What is Magick?
Magick is the practice of causing deliberate change in oneself or the world through focused will, ritual, and symbol. The k-spelling distinguishes it from stage conjuring. It is the central concept of the Western ceremonial tradition, systematised by Aleister Crowley (1875–1947) in the early twentieth century.
Magick vs magic, witchcraft, and sorcery
The k does specific work. Stage magic is theatrical illusion. Witchcraft in the modern Wicca context is a twentieth-century nature religion with different theology and practice. Folk sorcery refers to practical spellwork without the philosophical framework Crowley imposed. All three share the word magic in everyday usage. Magick is the term practitioners in the Western ceremonial lineage use to mark a different register: systematic, initiatory, and concerned with transformation of the self as much as any outward effect.
Crowley's definition
Crowley defined Magick as the Science and Art of causing Change to occur in conformity with Will. The definition appears in Book 4 (also titled Liber ABA), his foundational text. Two things matter in it. First, Will is capitalised. It refers not to whim or desire but to what Crowley called True Will: the deepest purpose of a person, aligned with the larger order of things. Second, change includes inner transformation. The goal Crowley described was Knowledge and Conversation of the Holy Guardian Angel, an encounter with one's own highest nature.

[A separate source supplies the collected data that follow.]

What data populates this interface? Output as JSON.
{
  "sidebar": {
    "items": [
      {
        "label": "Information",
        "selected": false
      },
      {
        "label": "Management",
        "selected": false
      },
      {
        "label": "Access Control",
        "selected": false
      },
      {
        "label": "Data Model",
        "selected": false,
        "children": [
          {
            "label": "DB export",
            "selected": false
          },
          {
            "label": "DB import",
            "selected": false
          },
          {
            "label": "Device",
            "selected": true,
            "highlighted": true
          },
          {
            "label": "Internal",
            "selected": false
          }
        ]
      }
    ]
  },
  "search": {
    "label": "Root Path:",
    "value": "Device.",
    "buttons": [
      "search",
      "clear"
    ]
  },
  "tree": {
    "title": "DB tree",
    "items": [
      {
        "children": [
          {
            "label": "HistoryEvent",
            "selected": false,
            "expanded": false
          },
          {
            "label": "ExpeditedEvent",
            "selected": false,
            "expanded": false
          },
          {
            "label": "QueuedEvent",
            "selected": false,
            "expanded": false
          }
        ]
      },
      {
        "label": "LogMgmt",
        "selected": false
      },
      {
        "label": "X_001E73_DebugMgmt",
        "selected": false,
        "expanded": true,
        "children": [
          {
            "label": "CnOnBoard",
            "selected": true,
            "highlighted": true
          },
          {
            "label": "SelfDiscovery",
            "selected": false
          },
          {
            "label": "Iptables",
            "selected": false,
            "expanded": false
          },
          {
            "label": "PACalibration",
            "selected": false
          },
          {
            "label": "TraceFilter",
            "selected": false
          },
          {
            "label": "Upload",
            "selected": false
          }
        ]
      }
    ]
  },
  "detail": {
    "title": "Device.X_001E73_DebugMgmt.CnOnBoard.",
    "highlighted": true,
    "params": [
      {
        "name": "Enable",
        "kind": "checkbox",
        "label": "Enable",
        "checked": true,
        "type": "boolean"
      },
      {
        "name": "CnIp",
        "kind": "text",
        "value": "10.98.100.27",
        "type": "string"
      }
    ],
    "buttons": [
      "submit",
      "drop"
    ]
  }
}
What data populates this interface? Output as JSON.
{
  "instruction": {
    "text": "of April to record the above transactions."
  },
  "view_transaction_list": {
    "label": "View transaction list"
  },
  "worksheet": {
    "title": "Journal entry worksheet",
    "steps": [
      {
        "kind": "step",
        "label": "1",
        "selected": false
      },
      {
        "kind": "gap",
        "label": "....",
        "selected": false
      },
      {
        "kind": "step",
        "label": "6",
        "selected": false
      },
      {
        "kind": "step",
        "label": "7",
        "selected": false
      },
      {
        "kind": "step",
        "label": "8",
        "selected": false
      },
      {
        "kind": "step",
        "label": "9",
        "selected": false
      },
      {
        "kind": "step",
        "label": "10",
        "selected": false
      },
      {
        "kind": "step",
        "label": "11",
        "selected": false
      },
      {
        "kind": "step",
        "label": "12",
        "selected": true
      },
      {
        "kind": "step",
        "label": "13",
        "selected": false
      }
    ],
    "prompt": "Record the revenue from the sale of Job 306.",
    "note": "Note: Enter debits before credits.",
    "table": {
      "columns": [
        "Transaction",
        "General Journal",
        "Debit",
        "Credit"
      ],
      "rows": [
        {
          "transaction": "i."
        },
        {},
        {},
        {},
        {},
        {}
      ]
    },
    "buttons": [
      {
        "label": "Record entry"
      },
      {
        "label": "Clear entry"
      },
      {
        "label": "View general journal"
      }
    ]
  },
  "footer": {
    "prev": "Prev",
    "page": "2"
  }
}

The k-spelling is older than Crowley. Magick was an archaic English spelling used in Renaissance esoteric texts. Crowley revived it deliberately to connect his work to the learned magic of the Renaissance while distinguishing it from popular conjuring entertainment of his day.
The tradition's roots
Ceremonial magic as a tradition stretches back to the Renaissance. Figures like Marsilio Ficino and Giovanni Pico della Mirandola drew on Hermeticism, Neoplatonism, and Kabbalah to construct a learned magic distinct from folk practice. The underlying idea is correspondence: the macrocosm (the cosmos) and microcosm (the human) mirror each other, so a practitioner who comes to know themselves fully aligns with wider forces.
Crowley inherited this synthesis through the Hermetic Order of the Golden Dawn, which he joined in 1898. The Golden Dawn had unified Kabbalah, astrology, Hermeticism, and Egyptian symbolism into a graduated initiatory system. After leaving the Golden Dawn, Crowley founded Thelema, centred on his 1904 text The Book of the Law, which he described as received through a praeternatural messenger in Cairo. Thelema placed Magick at the center of a religious and philosophical whole.
Scholarly context and disagreement
Historians of Western esotericism, including Wouter Hanegraaff and Henrik Bogdan, have studied Thelema as a legitimate religious tradition rather than dismissing it as pseudoscience. Whether Magick produces real effects in the external world is a question science cannot evaluate: the tradition's core claim — that focused will causes change — is not falsifiable in any conventional sense. Within the tradition, practitioners disagree about whether Crowley's methods are necessary or whether earlier ceremonial forms are equally valid. The question of authentic transmission is live and contested.
In the index
The conceptual roots of Magick run through several traditions here. Hermeticism is the philosophical foundation from which the Renaissance ceremonial tradition grew. Kabbalah supplies the Tree of Life, which Crowley treated as the essential map of all magical work. Gnosticism shares the idea that ordinary reality conceals a deeper order accessible through inner work. Neoplatonism provides the cosmological framework of emanation and return underlying the correspondence theory. Theosophy developed in the same late-nineteenth-century milieu as the Golden Dawn, and the two traditions influenced each other through overlapping membership and shared textual sources. The black magic entry addresses the darker end of the same ceremonial heritage.